The Magic School Bus is an American edutainment media franchise that includes a book series, a TV series, a streaming series, and video games. Each of the stories within the franchise centers on the antics of a fictional elementary school teacher, Ms. Frizzle, and her class, who board a "magic school bus", which takes them on field trips to unusual times and locations, such as the Cretaceous Period, outer space, and inside a human body.

History 
The first medium in which this franchise was developed was the Magic School Bus book series. Craig Walker, vice-president and senior editorial director at Scholastic Co., stated that the concept began with the idea of combining science with fictional stories, and Joanna Cole (who had written both science and humor before) and Bruce Degen were then approached with creating such a series. Walker also states that his own memories of school field trips and of a teacher he had once, served as further inspiration. The first book, The Magic School Bus at the Waterworks, was published in 1986. The books are written in the first person from the point of view of an unnamed student in "the Friz's" class.
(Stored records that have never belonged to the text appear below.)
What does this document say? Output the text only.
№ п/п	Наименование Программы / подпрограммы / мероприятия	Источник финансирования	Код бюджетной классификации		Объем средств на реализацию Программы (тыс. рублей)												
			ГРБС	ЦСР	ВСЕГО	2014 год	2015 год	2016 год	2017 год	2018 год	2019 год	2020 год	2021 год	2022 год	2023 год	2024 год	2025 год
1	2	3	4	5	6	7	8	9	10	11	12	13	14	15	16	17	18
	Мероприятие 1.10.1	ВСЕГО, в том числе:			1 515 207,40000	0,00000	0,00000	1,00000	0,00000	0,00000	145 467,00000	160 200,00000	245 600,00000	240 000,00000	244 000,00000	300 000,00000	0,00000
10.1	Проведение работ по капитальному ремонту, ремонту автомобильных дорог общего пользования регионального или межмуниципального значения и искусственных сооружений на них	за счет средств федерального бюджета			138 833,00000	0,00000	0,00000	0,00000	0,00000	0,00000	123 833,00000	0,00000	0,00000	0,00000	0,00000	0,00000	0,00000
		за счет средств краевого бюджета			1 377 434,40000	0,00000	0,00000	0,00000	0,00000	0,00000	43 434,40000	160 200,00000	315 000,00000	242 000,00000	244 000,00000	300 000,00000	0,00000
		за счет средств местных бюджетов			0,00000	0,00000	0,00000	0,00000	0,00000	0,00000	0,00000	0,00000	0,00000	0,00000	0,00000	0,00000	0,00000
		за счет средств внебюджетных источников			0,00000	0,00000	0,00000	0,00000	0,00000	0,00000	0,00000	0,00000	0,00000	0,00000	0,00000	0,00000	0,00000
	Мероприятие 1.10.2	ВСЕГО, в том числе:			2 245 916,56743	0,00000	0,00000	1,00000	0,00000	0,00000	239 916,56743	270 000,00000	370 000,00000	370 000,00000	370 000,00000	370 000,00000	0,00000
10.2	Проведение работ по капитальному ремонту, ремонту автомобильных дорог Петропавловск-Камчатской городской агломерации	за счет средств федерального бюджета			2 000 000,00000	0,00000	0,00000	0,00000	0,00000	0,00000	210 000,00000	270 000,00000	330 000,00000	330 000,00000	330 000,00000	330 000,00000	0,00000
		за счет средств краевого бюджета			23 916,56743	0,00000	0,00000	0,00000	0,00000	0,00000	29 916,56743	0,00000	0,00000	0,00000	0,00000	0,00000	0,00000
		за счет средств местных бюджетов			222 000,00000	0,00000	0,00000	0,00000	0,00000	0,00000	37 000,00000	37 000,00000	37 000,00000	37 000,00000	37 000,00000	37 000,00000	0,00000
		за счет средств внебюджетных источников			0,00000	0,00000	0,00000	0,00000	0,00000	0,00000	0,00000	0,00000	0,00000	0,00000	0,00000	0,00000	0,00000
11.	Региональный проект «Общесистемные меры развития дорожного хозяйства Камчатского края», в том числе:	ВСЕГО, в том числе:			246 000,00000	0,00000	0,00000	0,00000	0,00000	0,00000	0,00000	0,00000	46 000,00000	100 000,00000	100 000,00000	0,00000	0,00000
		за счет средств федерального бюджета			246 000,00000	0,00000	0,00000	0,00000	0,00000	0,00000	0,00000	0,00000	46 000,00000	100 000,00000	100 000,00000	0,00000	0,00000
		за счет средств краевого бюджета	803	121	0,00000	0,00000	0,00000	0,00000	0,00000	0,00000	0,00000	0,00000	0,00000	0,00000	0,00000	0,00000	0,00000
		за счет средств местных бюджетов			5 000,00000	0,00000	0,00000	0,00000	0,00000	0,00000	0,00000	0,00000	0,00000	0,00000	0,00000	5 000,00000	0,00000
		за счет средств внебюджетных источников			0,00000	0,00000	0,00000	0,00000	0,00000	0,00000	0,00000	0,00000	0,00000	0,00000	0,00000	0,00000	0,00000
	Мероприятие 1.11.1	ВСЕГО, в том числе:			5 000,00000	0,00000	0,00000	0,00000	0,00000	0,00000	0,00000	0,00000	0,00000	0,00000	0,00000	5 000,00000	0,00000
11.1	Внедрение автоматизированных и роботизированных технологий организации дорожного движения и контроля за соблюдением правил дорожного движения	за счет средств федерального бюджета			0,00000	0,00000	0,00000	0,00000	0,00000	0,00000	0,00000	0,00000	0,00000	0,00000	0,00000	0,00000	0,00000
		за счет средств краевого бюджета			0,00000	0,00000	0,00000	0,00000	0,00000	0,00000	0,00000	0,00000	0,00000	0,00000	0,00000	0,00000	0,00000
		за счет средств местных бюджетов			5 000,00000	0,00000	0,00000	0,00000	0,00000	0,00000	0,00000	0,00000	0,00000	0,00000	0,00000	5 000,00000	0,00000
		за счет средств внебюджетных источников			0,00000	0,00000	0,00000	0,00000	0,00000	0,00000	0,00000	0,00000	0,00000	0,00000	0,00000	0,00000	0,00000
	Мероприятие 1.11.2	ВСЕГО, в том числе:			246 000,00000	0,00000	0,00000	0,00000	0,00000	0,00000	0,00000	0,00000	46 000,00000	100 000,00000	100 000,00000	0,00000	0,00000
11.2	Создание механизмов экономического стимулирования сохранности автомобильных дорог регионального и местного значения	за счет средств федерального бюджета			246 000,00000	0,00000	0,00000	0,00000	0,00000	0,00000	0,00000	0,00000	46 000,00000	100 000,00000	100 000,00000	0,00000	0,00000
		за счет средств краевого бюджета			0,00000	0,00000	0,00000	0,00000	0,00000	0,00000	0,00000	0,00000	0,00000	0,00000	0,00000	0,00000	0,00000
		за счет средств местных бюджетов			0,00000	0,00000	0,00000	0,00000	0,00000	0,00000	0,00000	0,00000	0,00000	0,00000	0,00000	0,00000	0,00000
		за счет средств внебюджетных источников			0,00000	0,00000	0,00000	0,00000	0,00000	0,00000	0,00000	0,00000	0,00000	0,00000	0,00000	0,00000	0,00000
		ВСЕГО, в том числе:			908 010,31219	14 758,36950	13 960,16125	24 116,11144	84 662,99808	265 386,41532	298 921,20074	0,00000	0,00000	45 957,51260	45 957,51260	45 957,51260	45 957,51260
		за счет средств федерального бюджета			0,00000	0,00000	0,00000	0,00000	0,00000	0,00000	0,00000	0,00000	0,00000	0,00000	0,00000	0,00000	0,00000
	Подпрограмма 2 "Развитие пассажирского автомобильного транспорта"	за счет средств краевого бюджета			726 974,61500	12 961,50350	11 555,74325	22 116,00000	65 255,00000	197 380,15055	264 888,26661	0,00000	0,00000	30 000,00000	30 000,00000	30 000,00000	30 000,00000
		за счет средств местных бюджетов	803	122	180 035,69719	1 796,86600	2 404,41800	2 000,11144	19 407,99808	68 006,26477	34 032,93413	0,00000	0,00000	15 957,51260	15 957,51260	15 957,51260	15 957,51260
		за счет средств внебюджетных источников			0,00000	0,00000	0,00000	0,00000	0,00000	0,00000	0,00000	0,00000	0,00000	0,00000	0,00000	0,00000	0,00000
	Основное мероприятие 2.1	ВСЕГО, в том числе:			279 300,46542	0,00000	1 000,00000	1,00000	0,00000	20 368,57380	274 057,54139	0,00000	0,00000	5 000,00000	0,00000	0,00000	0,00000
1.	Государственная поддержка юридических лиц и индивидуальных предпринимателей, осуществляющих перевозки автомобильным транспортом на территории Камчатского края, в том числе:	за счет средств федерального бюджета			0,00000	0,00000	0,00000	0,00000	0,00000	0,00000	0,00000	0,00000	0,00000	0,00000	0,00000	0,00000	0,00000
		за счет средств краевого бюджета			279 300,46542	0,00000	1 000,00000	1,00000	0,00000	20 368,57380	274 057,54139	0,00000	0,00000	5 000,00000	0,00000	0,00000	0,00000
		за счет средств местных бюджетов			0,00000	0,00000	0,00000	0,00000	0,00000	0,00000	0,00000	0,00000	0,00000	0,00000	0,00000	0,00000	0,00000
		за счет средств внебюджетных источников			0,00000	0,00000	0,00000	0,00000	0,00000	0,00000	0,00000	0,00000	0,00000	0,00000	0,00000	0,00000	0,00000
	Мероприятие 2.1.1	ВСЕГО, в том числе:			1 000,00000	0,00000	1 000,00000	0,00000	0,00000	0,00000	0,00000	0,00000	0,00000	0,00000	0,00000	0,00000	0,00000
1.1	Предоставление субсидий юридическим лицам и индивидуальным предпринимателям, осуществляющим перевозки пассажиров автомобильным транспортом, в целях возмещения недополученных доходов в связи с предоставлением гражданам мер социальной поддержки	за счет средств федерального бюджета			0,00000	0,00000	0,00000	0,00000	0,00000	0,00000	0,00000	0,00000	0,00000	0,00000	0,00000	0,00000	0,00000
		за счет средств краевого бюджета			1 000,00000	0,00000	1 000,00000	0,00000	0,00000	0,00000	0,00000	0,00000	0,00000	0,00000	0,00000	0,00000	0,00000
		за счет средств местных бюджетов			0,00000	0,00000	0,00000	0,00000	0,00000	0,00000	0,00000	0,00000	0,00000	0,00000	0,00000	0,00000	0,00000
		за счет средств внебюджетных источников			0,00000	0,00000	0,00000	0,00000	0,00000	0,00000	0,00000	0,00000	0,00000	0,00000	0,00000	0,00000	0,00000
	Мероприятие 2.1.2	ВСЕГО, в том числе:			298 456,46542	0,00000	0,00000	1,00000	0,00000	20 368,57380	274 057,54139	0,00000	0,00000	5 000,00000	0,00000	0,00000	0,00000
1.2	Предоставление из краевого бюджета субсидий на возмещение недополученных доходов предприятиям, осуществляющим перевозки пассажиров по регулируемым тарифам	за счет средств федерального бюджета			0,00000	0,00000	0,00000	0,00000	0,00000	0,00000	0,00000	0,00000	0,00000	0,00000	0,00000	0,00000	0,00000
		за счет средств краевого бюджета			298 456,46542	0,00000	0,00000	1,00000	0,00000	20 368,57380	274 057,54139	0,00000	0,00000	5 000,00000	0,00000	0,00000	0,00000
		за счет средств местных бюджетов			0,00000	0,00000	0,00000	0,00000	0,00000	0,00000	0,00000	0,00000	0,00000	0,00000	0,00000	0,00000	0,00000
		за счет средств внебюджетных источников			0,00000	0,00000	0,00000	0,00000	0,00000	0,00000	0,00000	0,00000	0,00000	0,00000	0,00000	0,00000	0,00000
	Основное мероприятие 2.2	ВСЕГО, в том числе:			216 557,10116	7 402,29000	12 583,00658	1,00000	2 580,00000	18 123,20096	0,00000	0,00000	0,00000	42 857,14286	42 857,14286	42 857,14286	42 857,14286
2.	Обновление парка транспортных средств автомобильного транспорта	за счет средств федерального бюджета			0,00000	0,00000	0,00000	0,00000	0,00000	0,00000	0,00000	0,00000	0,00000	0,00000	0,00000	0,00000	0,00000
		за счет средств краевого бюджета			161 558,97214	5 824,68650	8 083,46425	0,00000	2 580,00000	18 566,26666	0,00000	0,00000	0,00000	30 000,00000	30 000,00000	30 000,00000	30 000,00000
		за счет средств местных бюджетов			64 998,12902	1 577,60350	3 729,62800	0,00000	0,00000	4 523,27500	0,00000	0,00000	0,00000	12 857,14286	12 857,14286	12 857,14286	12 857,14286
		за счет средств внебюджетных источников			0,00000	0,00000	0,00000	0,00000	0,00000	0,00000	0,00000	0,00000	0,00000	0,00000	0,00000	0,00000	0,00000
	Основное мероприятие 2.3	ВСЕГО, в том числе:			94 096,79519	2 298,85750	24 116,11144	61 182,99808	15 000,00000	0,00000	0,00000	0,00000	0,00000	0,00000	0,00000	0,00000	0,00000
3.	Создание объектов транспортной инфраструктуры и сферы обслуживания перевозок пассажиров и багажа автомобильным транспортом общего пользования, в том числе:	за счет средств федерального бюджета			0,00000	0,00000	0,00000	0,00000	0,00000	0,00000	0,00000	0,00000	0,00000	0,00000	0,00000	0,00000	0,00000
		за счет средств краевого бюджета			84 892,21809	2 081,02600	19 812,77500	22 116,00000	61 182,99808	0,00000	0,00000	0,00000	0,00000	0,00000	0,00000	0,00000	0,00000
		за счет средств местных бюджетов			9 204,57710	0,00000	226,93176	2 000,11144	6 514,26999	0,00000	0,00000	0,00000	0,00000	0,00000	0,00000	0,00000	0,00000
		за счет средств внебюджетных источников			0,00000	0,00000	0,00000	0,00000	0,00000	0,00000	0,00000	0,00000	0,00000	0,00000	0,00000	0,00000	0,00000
Cole and Degen started a new series called Ms. Frizzle's Adventures in 2001, which teaches social studies, eventually producing three books in that series. Microsoft Home began publishing Magic School Bus software in 1994, the same year The Magic School Bus concept was also adapted into an animated television series of the same name by Scholastic Entertainment. The series premiered on September 10, 1994, with its theme song performed by Little Richard. Scholastic Entertainment president Deborah Forte says that adapting the books into an animated series was an opportunity to help kids "learn about science in a fun way". Around that time, Forte had been hearing concern from parents and teachers about how to improve science education for girls and minorities. As noted by Marcel LaFollette, "accomplished women were exceptions in a universe of male luminaries" when it came to science television. Ms. Valerie Frizzle, the magic school teacher, was the closest approximation to an expert female host. She was voiced by Lily Tomlin in the series.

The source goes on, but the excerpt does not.